Compound (X) has molar mass \(76\). \(2 \times 10^{-3}\) mole of X gives \(0.4813\,g\) \(BaSO_4\) as precipitate. What is the % of S in compound (X)? Mention answer in \(10^{-1}\) form.

• A. 215
• B. 325
• C. 435
• D. 515

Answer 1

The Correct Option is C

To find the percentage of sulfur (\(S\)) in compound \(X\), we need to determine how much \(S\) is present in the given amount of compound, and then relate that to the molar mass of \(X\).

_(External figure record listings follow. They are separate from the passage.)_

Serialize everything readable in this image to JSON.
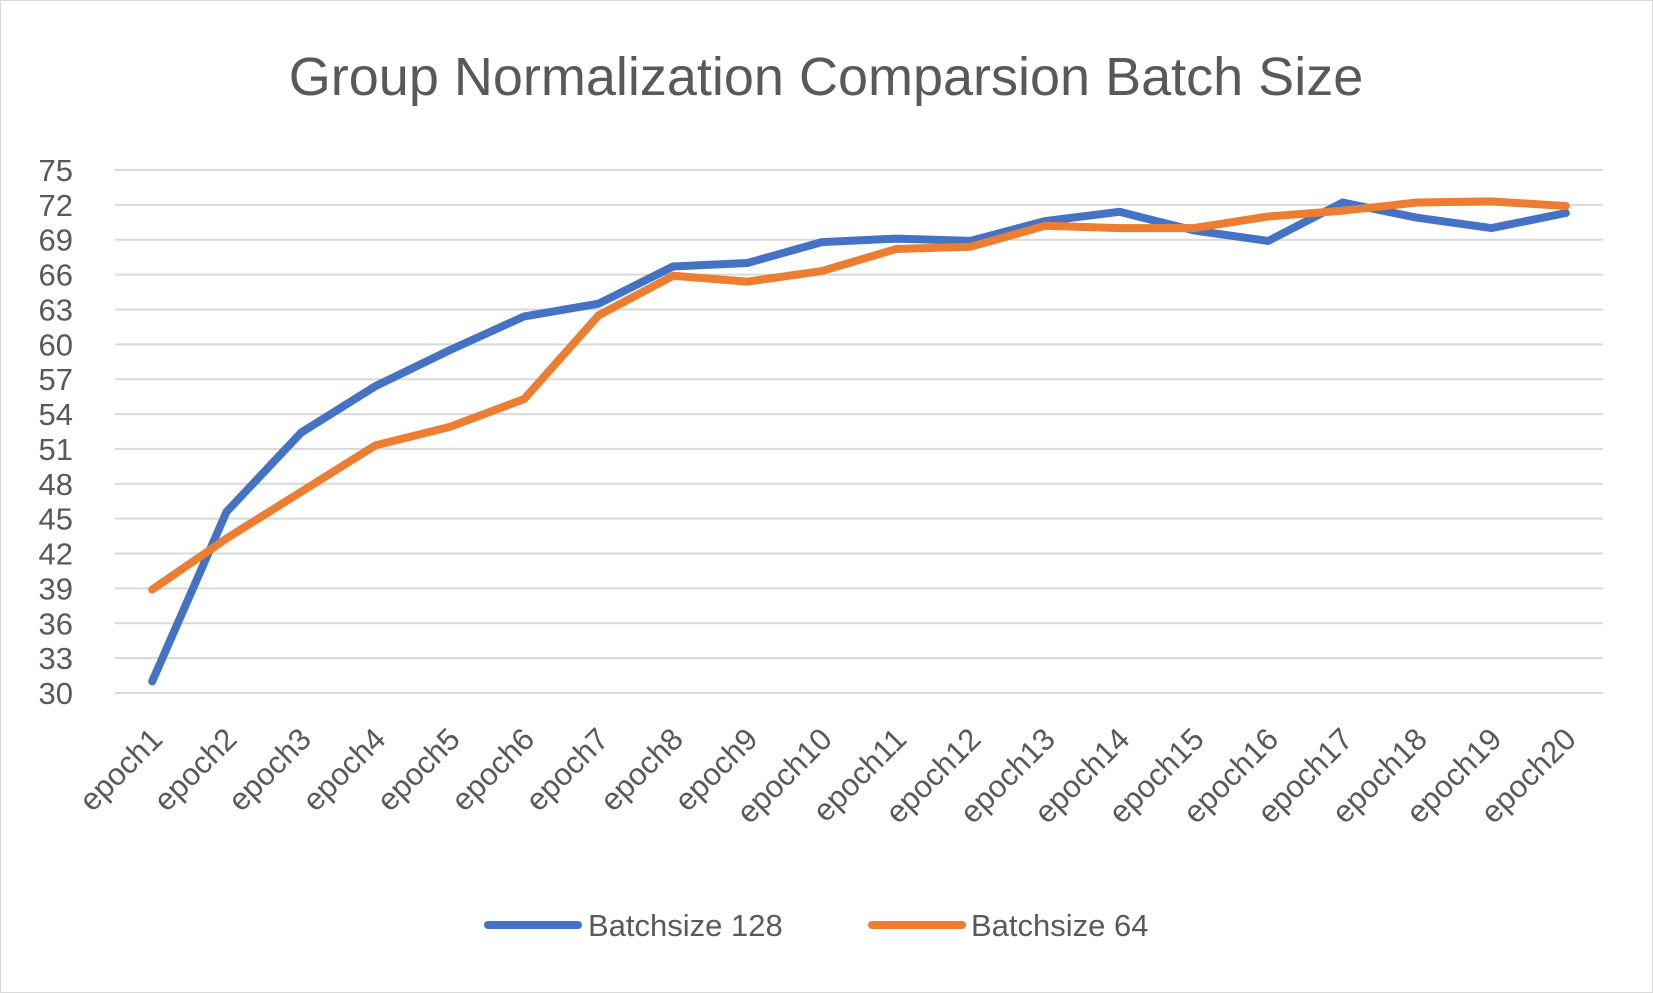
{
  "chart_data": {
    "type": "line",
    "title": "Group Normalization Comparsion Batch Size",
    "xlabel": "",
    "ylabel": "",
    "ylim": [
      30,
      75
    ],
    "yticks": [
      30,
      33,
      36,
      39,
      42,
      45,
      48,
      51,
      54,
      57,
      60,
      63,
      66,
      69,
      72,
      75
    ],
    "grid": true,
    "legend": "bottom",
    "categories": [
      "epoch1",
      "epoch2",
      "epoch3",
      "epoch4",
      "epoch5",
      "epoch6",
      "epoch7",
      "epoch8",
      "epoch9",
      "epoch10",
      "epoch11",
      "epoch12",
      "epoch13",
      "epoch14",
      "epoch15",
      "epoch16",
      "epoch17",
      "epoch18",
      "epoch19",
      "epoch20"
    ],
    "series": [
      {
        "name": "Batchsize 128",
        "color": "#4472c4",
        "values": [
          31.0,
          45.6,
          52.4,
          56.4,
          59.5,
          62.4,
          63.5,
          66.7,
          67.0,
          68.8,
          69.1,
          68.9,
          70.6,
          71.4,
          69.8,
          68.9,
          72.2,
          70.9,
          70.0,
          71.3
        ]
      },
      {
        "name": "Batchsize 64",
        "color": "#ed7d31",
        "values": [
          38.9,
          43.3,
          47.3,
          51.3,
          52.9,
          55.3,
          62.5,
          65.9,
          65.4,
          66.3,
          68.2,
          68.4,
          70.2,
          70.0,
          70.0,
          71.0,
          71.5,
          72.2,
          72.3,
          71.9
        ]
      }
    ]
  }
}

We are provided with the following information:

• Molar mass of compound \(X\) is \(76 \, \text{g/mol}\)
• \(2 \times 10^{-3} \, \text{mol}\) of \(X\) yields a \(BaSO_4\) precipitate weighing \(0.4813 \, \text{g}\)

First, calculate the amount of \(S\) in the \(BaSO_4\) precipitate:

• The molar mass of \(BaSO_4\) is approximately \(233 \, \text{g/mol}\) (Barium \(137\), Sulfur \(32\), Oxygen \(16 \times 4\)).

To find the moles of \(BaSO_4\):

\[ \text{Moles of } BaSO_4 = \frac{0.4813 \, \text{g}}{233 \, \text{g/mol}} = 0.002065 \, \text{mol} \]

Since 1 mole of \(BaSO_4\) contains 1 mole of \(S\), the moles of \(S\) are also \(0.002065 \, \text{mol}\).

Then, calculate the mass of \(S\) in these moles:

\[ \text{Mass of } S = 0.002065 \, \text{mol} \times 32 \, \text{g/mol} = 0.06608 \, \text{g} \]

To find the percentage of sulfur in compound \(X\):

\[ \text{Percentage of } S = \left( \frac{\text{Mass of } S}{\text{Mass of sample}} \right) \times 100 \]

\[ \text{Mass of sample of } X = 2 \times 10^{-3} \, \text{mol} \times 76 \, \text{g/mol} = 0.152 \, \text{g} \]

\[ \text{Percentage of } S = \left( \frac{0.06608}{0.152} \right) \times 100 = 43.45\% \]

Thus, the percentage of sulfur \(S\) in compound \(X\) is approximately \(43.5\%\) which in \(10^{-1}\) form is \(435\).